異世界のアフレクションネクロマンサー96
残された貴重なマナを消費せずに、世界中に広がりつつある赤いモノを処理出来る……リミィが遺した技術は、まさに喉から手が出る程に欲する価値ある技術なのだが、
「この世界の為にも、赤い液体を手にしないといけませんね」
礼人の心は冷え切って、自分の思った事を喉で止めて口から出まかせを言う。
本当は突き付けたい言葉があるのだが、それをぶちまけたらフレンとリーフだけじゃなく、
「もう良いのかね?」
「えぇ、もう十分に分かりました」
街にいるビレーさん達にも危機が迫るかもしれない。
自分一人の命を賭けるならまだしも、みんなの命をチップに賭けて聞き出したい情報ではない。
「うむ…そうかね」
ニードゥスは、アフレクションネクロマンサーがここで引いたのは、自分に従順とまでは言わないが逆らう気が無いのを認め、
「君には、是非とも協力して欲しい。

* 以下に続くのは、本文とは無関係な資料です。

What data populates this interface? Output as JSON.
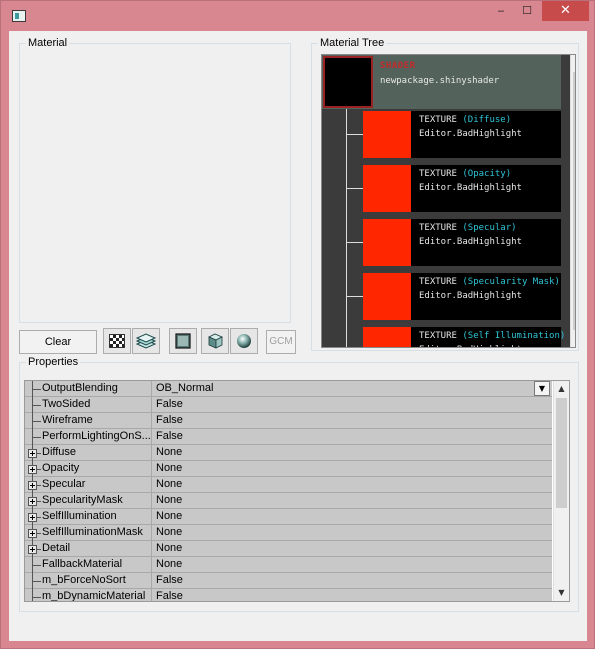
{
  "window": {
    "minimize_glyph": "‒",
    "maximize_glyph": "☐",
    "close_glyph": "✕"
  },
  "material": {
    "label": "Material"
  },
  "material_tree": {
    "label": "Material Tree",
    "shader": {
      "type_label": "SHADER",
      "name": "newpackage.shinyshader"
    },
    "textures": [
      {
        "type_label": "TEXTURE",
        "slot": "(Diffuse)",
        "name": "Editor.BadHighlight"
      },
      {
        "type_label": "TEXTURE",
        "slot": "(Opacity)",
        "name": "Editor.BadHighlight"
      },
      {
        "type_label": "TEXTURE",
        "slot": "(Specular)",
        "name": "Editor.BadHighlight"
      },
      {
        "type_label": "TEXTURE",
        "slot": "(Specularity Mask)",
        "name": "Editor.BadHighlight"
      },
      {
        "type_label": "TEXTURE",
        "slot": "(Self Illumination)",
        "name": "Editor.BadHighlight"
      }
    ],
    "colors": {
      "background": "#3b3b3b",
      "shader_row": "#53625a",
      "shader_title": "#c22a2a",
      "texture_thumb": "#ff2600",
      "slot_text": "#2fc5d6"
    }
  },
  "toolbar": {
    "clear_label": "Clear",
    "gcm_label": "GCM",
    "tools": [
      "checker-icon",
      "layers-icon",
      "plane-icon",
      "cube-icon",
      "sphere-icon"
    ]
  },
  "properties": {
    "label": "Properties",
    "rows": [
      {
        "name": "OutputBlending",
        "value": "OB_Normal",
        "expandable": false
      },
      {
        "name": "TwoSided",
        "value": "False",
        "expandable": false
      },
      {
        "name": "Wireframe",
        "value": "False",
        "expandable": false
      },
      {
        "name": "PerformLightingOnS...",
        "value": "False",
        "expandable": false
      },
      {
        "name": "Diffuse",
        "value": "None",
        "expandable": true
      },
      {
        "name": "Opacity",
        "value": "None",
        "expandable": true
      },
      {
        "name": "Specular",
        "value": "None",
        "expandable": true
      },
      {
        "name": "SpecularityMask",
        "value": "None",
        "expandable": true
      },
      {
        "name": "SelfIllumination",
        "value": "None",
        "expandable": true
      },
      {
        "name": "SelfIlluminationMask",
        "value": "None",
        "expandable": true
      },
      {
        "name": "Detail",
        "value": "None",
        "expandable": true
      },
      {
        "name": "FallbackMaterial",
        "value": "None",
        "expandable": false
      },
      {
        "name": "m_bForceNoSort",
        "value": "False",
        "expandable": false
      },
      {
        "name": "m_bDynamicMaterial",
        "value": "False",
        "expandable": false
      }
    ]
  }
}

アフレクションネクロマンサーがいてくれさえすれば、街にいる者達の士気も上がると言うものだ」
「十分に分かりました」という言葉に免じて、強い言葉を使うのではなく「街にいる者達」という手札を見せるだけで済ますが、
「尽力します……」
ニードゥスの見せた手札の絵柄には、礼人は描かれていなかったが、リーフやフレン、街にいる人達が描かれているのを見せられては、気分が良いものではない。
ニードゥスの切る札として扱われる街の人達。
それは、良く考えればニードゥスの庇護の元にいるという事になるが、
「それで、フレン君。時間が差し迫っているこの状況では、すぐにでも兵器を運用しなければならない。街に帰り次第、すぐに前線拠点に行ってくれ。必要な物資と兵士はすぐに送る」
ニードゥスの気持ち一つで、その手札は好き勝手に使われて、逆らったりすればビリビリに破り捨て去られてしまう。